松戸唯一のデパート 伊勢丹松戸店
来月21日閉店 43年の歴史に幕
松戸市唯一のデパートとして長年営業を続けてきた、伊勢丹松戸店が来月21日、閉店を迎える。同店では1月17日より「ご愛顧感謝ファイナルフェスタ」を開催中で、今月28日からはその第3弾として特別企画の催しやスペシャルセールなどが行われる。「日本一楽しい百貨店」を目指してきたという伊勢丹松戸店。その最後に向け「記憶と記録に残るフィナーレを迎えるべく走り抜ける」としている。【竹中 景太】
伊勢丹松戸店が開店したのは1974年4月。校舎の老朽化や常磐線の複々線化に伴う騒音等で問題となっていた松戸市立中部小学校を移転させた跡地に、店舗棟(地下2階、地上11階)と事務所棟(地下3階、地上20階)からなる、当時東京以北で最大級の規模の「松戸ビルヂング」が建設され、その店舗棟で伊勢丹松戸店は営業を開始した。
時代はちょうど高度経済成長期が終わりを告げた頃だが、オープン当初の賑わいは大変なもので、「えらい賑わいで活気があった」(地元商店主)という。
1995年に隣接する長崎屋跡地にビルを建設し新館を増床。地下1階、地上10階、売り場面積約1万3500平方mの新館と既存店を合わせると、それまでの1・5倍増の3万1200平方mとなり、当時の柏・高島屋とほぼ同程度の広さになった。その翌年には売上高を336億円まで伸ばしたが、その後は、消費者の購買行動の変化や同一地域内の競合環境が厳しくなったことなどにより売上が低下し、赤字が恒常化していた。2002年に松戸駅から伊勢丹松戸店まで続く道路「伊勢丹通り」が整備されたり、13年には伊勢丹松戸店で大規模なリモデルが行われたが、黒字化までには至らなかった。
昨年9月には、市が伊勢丹松戸店に市の施設を移し、約10年間でテナント料などとして約21億円を支出する案を市議会に提案したが認められず、この数日後、三越伊勢丹ホールディングスが松戸店の営業終了を発表した。
「ファイナルフェスタ」開催中
「43年間の感謝を込めて…」。伊勢丹松戸店では1月17日から閉店を迎える3月21日までの64日間、「ご愛顧感謝ファイナルフェスタ」を開催している。
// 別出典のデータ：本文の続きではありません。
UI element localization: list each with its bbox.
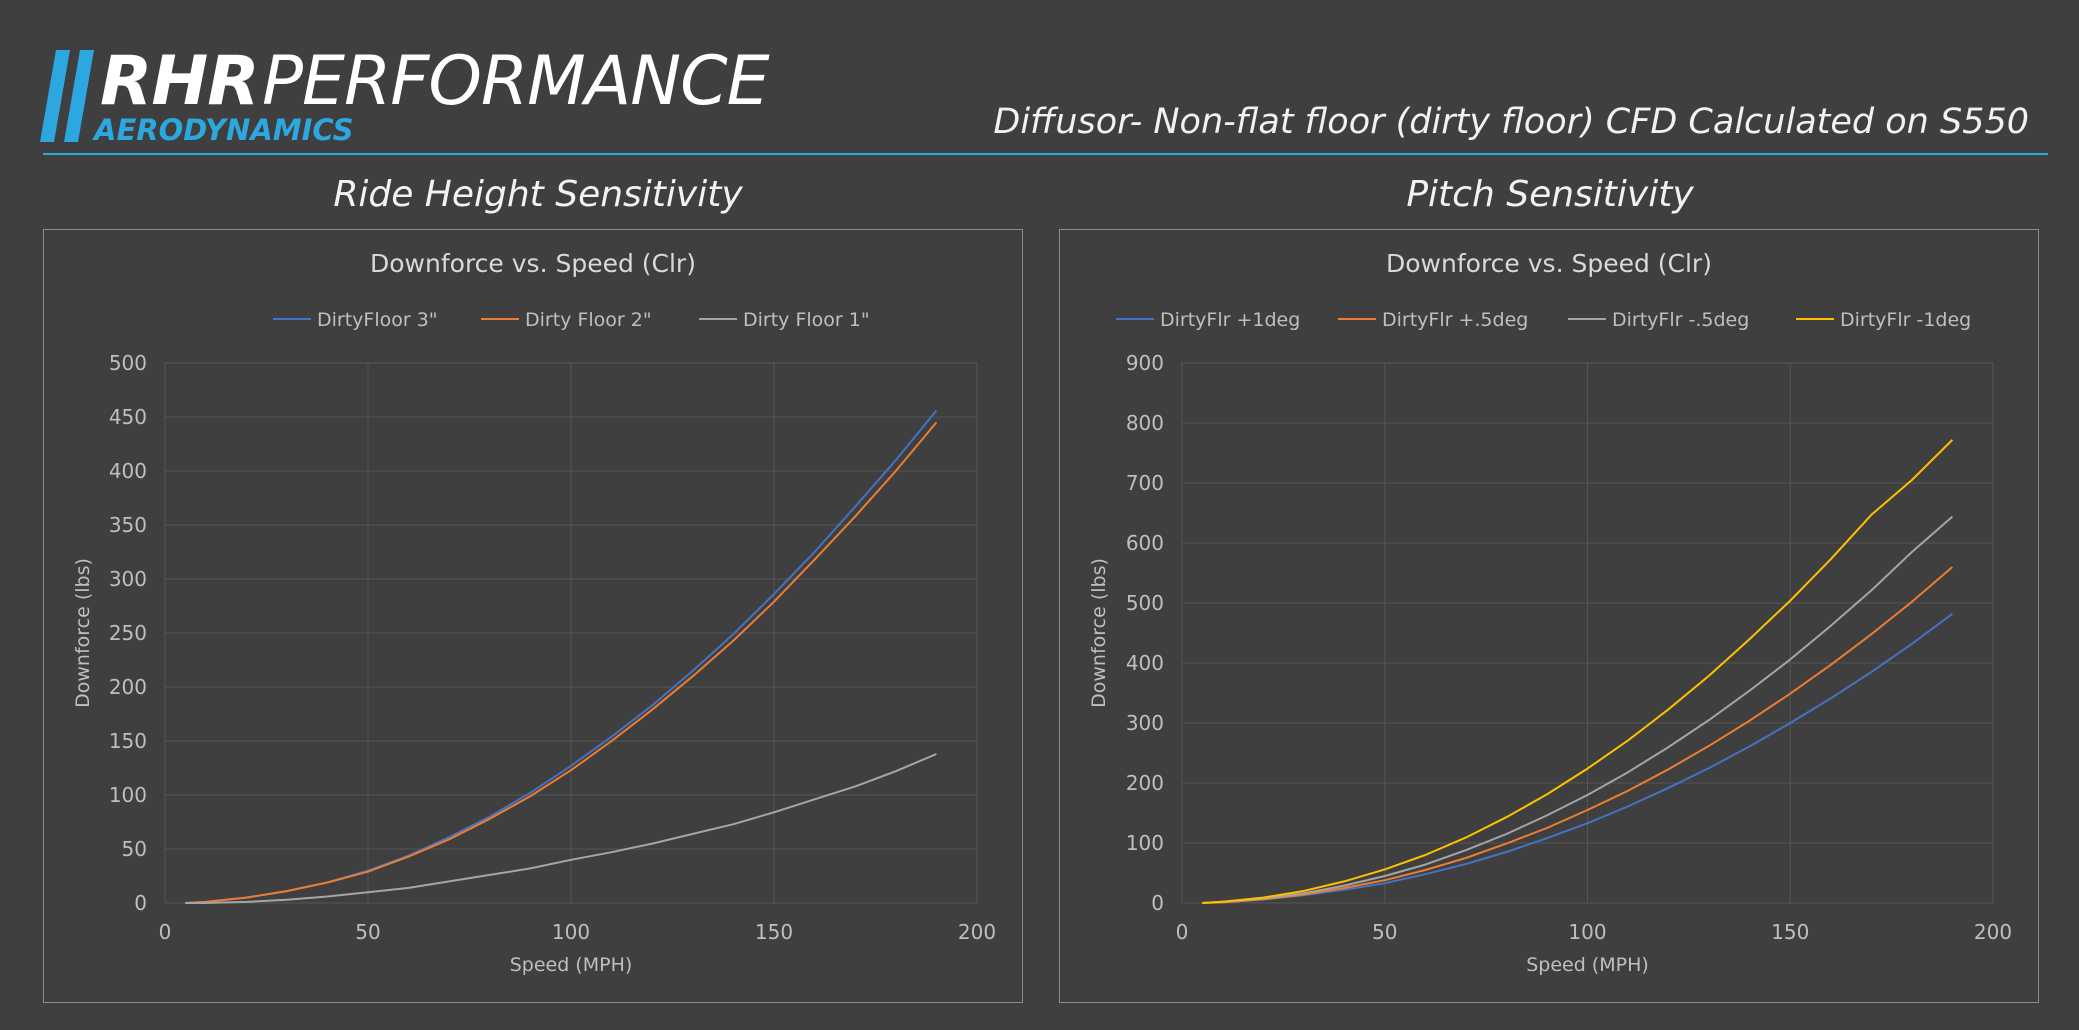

フェスタは3部構成で、第1弾(1月17日~2月6日)では「最後の大北海道展」や「大九州展」、よさこいソーラン演舞、現在開催中の第2弾(2月7日~27日)では「最後の婦人雑貨大市」(22日で終了)や「リビングスペシャルセール」(23日で終了)などを実施している。
第3弾(2月28日~3月21日)では、会場に用意したチロルチョコを食べて包み紙をモザイクボードに貼り付け、世界最大の文章「Thank you!」を作成するという特別企画「お客さまとギネス世界記録Ⓡに挑戦」(3月3日・4日)や、歌手のクリスタル・ケイによるスペシャルライブ(3月4日午後4時~・観覧フリー)などの催しが予定されている。こうしたイベントのほか、特価品などの販売も行われており、「連日前年を大きく上回るお客さまにご来店いただいております」(同店)としている。